Si sa che ben pochi autori si avventurano nella poesia ‘scientifica’, ovvero in una poesia che si immerga nel mondo della scienza. O che faccia poesia partendo dalla scienza.

A parte l’immenso Lucrezio, abbiamo raramente autori che seguano questo itinerario. Uno tra questi è Nicola Accettura, autore di due libri poetico/scientifici (quello di unire poesia e scienza potrebbe essere uno strumento didattico enorme: la scienza vista poeticamente e il contrario). Riporto qui un testo di Accettura, edito sul n.119 della rivista ‘La Vallisa’
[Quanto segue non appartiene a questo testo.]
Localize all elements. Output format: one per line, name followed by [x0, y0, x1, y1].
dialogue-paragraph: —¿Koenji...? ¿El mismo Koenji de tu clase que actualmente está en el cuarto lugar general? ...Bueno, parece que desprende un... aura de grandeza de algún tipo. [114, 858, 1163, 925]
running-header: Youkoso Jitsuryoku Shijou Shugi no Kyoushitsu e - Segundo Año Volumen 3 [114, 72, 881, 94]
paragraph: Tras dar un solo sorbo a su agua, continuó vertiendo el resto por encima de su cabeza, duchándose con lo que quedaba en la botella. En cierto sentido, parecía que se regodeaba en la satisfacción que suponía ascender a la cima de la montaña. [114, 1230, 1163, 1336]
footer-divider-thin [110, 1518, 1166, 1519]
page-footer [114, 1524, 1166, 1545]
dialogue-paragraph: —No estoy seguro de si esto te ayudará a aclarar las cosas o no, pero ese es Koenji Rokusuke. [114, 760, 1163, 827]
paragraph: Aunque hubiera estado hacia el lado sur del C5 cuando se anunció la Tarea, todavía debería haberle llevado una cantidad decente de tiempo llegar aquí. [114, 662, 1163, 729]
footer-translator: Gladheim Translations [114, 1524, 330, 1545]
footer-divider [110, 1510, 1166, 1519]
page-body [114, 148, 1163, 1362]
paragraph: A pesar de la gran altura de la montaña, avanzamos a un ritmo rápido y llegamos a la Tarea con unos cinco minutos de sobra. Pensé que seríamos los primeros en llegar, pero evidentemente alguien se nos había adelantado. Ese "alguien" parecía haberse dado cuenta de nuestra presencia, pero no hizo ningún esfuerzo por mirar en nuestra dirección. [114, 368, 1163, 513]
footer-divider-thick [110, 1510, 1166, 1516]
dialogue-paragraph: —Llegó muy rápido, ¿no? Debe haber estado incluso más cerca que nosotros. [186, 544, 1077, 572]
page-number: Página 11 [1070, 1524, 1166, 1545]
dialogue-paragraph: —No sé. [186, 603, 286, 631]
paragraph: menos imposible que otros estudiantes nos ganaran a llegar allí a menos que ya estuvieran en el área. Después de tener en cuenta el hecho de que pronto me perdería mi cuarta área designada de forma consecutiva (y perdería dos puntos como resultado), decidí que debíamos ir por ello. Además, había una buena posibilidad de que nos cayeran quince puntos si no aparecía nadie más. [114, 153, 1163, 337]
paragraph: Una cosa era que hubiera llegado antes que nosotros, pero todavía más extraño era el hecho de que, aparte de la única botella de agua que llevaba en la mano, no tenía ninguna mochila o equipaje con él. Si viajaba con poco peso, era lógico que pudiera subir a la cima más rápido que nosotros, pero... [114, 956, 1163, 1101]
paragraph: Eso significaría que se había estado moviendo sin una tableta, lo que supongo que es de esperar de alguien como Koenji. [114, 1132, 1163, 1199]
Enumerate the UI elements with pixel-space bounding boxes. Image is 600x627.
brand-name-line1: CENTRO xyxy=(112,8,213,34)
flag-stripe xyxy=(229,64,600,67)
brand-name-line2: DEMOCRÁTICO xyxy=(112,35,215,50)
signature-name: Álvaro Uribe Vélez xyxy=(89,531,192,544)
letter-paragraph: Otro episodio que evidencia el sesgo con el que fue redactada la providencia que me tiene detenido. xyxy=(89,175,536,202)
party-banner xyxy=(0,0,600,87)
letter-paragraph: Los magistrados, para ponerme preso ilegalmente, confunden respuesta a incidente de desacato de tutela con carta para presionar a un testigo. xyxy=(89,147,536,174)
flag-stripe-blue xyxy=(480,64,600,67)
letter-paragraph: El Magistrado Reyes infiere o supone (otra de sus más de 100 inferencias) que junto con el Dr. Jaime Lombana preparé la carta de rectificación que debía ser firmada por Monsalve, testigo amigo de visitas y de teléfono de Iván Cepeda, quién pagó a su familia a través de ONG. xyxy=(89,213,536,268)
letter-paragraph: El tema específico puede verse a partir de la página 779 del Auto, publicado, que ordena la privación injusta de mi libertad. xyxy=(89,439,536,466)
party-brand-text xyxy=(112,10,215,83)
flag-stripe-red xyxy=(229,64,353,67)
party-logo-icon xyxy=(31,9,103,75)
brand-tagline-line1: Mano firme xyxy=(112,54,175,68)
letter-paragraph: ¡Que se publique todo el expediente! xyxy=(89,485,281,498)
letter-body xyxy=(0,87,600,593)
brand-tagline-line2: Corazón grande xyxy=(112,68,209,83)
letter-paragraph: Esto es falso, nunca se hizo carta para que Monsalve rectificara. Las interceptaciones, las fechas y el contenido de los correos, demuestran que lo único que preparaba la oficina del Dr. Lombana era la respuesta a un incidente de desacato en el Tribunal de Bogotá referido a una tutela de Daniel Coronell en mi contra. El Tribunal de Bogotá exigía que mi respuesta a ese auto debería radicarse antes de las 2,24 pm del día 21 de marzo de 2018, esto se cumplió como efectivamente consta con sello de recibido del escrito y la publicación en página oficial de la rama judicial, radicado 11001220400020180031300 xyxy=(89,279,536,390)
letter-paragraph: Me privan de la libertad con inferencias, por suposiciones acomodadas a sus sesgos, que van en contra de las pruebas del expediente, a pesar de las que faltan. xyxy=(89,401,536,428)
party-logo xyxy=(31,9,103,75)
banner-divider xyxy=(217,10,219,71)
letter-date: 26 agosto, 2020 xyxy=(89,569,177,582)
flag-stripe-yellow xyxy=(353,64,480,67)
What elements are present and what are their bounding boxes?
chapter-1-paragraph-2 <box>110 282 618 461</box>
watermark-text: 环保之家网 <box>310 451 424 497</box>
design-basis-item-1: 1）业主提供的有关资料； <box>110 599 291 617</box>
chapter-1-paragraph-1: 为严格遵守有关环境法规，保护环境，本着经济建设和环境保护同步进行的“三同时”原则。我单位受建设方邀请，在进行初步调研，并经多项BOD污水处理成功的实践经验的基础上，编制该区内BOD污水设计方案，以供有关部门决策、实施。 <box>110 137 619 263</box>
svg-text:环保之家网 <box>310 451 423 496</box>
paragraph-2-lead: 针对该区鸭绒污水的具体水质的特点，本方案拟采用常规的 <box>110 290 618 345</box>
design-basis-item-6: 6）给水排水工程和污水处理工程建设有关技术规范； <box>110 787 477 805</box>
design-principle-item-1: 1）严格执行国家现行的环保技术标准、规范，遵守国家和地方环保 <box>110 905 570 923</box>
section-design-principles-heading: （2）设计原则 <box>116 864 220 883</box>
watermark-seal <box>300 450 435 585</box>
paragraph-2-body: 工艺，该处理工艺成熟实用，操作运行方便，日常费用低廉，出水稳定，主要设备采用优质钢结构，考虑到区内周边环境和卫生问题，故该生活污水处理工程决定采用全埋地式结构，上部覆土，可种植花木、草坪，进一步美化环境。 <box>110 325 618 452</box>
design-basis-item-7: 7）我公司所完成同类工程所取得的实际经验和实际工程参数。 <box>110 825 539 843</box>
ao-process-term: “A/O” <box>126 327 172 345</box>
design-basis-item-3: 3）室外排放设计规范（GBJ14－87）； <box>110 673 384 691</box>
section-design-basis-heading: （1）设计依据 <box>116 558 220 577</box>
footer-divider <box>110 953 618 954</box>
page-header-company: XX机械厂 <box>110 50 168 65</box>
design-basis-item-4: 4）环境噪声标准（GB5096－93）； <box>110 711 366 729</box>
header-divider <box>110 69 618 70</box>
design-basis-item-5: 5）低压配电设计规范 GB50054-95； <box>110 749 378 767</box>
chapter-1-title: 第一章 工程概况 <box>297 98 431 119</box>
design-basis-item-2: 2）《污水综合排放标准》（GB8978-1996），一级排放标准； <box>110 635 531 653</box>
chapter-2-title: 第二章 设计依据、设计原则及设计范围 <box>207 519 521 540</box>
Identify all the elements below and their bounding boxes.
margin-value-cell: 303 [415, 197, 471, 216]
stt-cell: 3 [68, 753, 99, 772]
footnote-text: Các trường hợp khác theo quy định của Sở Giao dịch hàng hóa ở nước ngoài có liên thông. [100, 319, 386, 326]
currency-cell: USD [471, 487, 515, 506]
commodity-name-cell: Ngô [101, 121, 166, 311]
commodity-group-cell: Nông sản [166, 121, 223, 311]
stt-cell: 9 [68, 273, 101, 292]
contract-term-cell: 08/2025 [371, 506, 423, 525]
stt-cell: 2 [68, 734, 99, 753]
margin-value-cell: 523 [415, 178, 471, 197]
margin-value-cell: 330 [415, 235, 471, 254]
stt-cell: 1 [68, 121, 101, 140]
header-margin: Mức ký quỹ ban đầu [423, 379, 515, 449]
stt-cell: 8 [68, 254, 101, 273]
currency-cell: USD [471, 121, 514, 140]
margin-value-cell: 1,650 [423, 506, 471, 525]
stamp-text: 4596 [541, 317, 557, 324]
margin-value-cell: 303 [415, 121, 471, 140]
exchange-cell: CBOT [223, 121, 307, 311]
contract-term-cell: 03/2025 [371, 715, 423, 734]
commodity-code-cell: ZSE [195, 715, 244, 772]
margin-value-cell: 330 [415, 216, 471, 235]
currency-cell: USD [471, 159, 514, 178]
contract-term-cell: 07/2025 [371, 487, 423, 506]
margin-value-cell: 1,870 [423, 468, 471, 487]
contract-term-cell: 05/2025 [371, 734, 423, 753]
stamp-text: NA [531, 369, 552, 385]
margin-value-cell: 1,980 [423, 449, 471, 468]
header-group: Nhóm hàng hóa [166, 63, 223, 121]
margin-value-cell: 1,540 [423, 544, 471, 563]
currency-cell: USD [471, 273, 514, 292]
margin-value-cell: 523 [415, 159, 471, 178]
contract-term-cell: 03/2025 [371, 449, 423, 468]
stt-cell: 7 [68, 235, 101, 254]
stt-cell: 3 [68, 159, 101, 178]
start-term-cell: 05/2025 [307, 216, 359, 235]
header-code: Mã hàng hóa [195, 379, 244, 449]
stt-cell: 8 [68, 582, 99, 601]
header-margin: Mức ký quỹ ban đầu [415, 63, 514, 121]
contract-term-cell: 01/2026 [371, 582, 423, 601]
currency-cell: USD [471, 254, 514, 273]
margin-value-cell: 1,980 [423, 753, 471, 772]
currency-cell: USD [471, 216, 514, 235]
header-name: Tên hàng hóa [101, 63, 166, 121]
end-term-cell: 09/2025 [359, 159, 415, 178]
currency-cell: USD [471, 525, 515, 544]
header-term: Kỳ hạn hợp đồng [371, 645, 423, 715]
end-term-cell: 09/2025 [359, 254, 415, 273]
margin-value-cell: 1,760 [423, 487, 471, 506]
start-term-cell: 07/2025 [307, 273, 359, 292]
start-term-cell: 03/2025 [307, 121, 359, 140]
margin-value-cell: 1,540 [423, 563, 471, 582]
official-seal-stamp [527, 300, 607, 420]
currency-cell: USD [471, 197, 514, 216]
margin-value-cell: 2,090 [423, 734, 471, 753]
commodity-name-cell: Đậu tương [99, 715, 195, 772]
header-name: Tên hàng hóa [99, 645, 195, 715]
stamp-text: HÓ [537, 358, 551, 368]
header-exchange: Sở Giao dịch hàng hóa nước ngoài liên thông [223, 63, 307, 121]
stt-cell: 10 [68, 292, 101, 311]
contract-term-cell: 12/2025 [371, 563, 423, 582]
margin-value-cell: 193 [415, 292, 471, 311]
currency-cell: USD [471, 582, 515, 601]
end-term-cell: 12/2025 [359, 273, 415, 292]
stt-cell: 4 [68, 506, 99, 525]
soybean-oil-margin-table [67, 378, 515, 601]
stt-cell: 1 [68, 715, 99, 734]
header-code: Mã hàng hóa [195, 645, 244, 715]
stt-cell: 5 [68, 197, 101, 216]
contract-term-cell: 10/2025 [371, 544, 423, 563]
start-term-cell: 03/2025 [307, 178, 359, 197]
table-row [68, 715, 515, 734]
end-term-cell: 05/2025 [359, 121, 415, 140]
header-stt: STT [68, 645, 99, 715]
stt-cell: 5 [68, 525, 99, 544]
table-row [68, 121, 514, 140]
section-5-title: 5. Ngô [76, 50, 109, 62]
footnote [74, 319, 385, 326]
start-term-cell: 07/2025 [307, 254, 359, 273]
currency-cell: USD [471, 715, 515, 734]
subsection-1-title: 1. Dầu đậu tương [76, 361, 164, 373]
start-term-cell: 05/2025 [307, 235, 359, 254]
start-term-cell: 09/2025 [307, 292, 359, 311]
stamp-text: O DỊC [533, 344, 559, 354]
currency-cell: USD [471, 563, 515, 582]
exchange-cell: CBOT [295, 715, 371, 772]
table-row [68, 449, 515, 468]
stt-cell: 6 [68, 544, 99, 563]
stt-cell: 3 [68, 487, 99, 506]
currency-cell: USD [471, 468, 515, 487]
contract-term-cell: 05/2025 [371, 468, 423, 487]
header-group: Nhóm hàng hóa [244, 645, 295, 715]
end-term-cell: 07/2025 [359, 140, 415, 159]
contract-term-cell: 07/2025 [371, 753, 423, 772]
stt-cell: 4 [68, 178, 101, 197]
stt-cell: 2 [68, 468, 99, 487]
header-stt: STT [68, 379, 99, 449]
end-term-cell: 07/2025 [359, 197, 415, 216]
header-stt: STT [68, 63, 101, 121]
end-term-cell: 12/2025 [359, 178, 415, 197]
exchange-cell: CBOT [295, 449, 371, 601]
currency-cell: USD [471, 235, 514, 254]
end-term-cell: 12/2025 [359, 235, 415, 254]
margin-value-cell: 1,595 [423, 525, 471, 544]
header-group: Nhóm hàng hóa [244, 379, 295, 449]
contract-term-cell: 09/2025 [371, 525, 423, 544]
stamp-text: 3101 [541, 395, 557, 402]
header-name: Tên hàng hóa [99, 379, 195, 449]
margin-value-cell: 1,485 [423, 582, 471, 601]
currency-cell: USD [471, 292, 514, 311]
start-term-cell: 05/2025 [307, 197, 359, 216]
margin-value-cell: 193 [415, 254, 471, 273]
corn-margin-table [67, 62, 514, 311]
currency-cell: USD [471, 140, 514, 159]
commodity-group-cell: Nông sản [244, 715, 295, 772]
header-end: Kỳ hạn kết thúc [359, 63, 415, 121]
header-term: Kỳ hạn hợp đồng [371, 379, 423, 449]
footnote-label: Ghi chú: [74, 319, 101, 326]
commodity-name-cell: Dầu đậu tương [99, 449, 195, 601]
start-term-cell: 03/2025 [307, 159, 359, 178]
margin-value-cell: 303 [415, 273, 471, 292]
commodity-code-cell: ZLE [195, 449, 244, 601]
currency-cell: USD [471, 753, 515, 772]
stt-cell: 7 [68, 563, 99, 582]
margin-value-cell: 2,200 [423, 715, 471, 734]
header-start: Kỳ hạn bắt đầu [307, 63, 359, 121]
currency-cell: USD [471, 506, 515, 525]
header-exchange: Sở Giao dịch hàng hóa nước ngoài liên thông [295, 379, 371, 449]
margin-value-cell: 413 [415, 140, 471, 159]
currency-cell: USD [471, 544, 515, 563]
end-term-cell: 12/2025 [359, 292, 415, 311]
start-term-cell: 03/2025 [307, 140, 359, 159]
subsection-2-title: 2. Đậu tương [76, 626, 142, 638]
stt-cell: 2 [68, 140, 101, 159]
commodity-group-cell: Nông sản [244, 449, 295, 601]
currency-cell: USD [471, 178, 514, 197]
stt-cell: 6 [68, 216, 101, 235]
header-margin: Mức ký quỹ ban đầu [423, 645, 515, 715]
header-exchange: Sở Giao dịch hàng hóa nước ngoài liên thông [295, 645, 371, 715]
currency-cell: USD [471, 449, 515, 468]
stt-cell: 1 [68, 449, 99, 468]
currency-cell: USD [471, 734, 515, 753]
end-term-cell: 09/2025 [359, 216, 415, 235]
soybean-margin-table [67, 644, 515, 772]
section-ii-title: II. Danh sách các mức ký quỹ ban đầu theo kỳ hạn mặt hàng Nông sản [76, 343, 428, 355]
VOLLI SPESSO ESSERE UN ALBERO

Volli spesso essere
un albero,
ecco, un ulivo,
e sotto i rami irregolari
mitigare afa e gelo.
Potrei così spaccare il sole in
ombre secche di pietra e
bere l’infrarosso che
dell’Universo primordiale svela
MACS0647-JD, scivolando sulla
pelle, adesso avida di stelle e di
Creazione.
Tredici miliardi d’anni
dal tempo infante
oppure otto minuti dal Sole:
canta così bene la luce
e qui si fatica a respirare
percorrendo un sì lungo
cammino
per andare così tanto
lontano.
Quando fu che perdemmo
il senno, noi che fummo
montagne, ora private
delle nuvole?
Quando fu che ci colse
l’angoscia dei sogni nei sogni?
O l’afflizione delle galassie
che si sfuggono o si scontrano?
Un mucchietto di sabbia
raccolto in una grotta
che fu mare un tempo,
ecco,
e tornerà ad esserlo,
per poi disperdersi lontano.

MACS0647-JD è un corpo celeste, individuato dal telescopio spaziale Webb, distante da noi circa 13.3 miliardi di anni-luce, ossia nato appena 400 milioni di anni dopo il Big Bang. Da questo immenso profondo, da questo Universo bambino, ogni istante arrivano a noi le sue radiazioni, come avviene per tutti i corpi celesti, di giorno e di notte, all’ombra degli ulivi o all’aperto. È straniante lo sgomento per il passato, il presente, il futuro che ci ghermiscono e in spazio e tempo ci disperdono.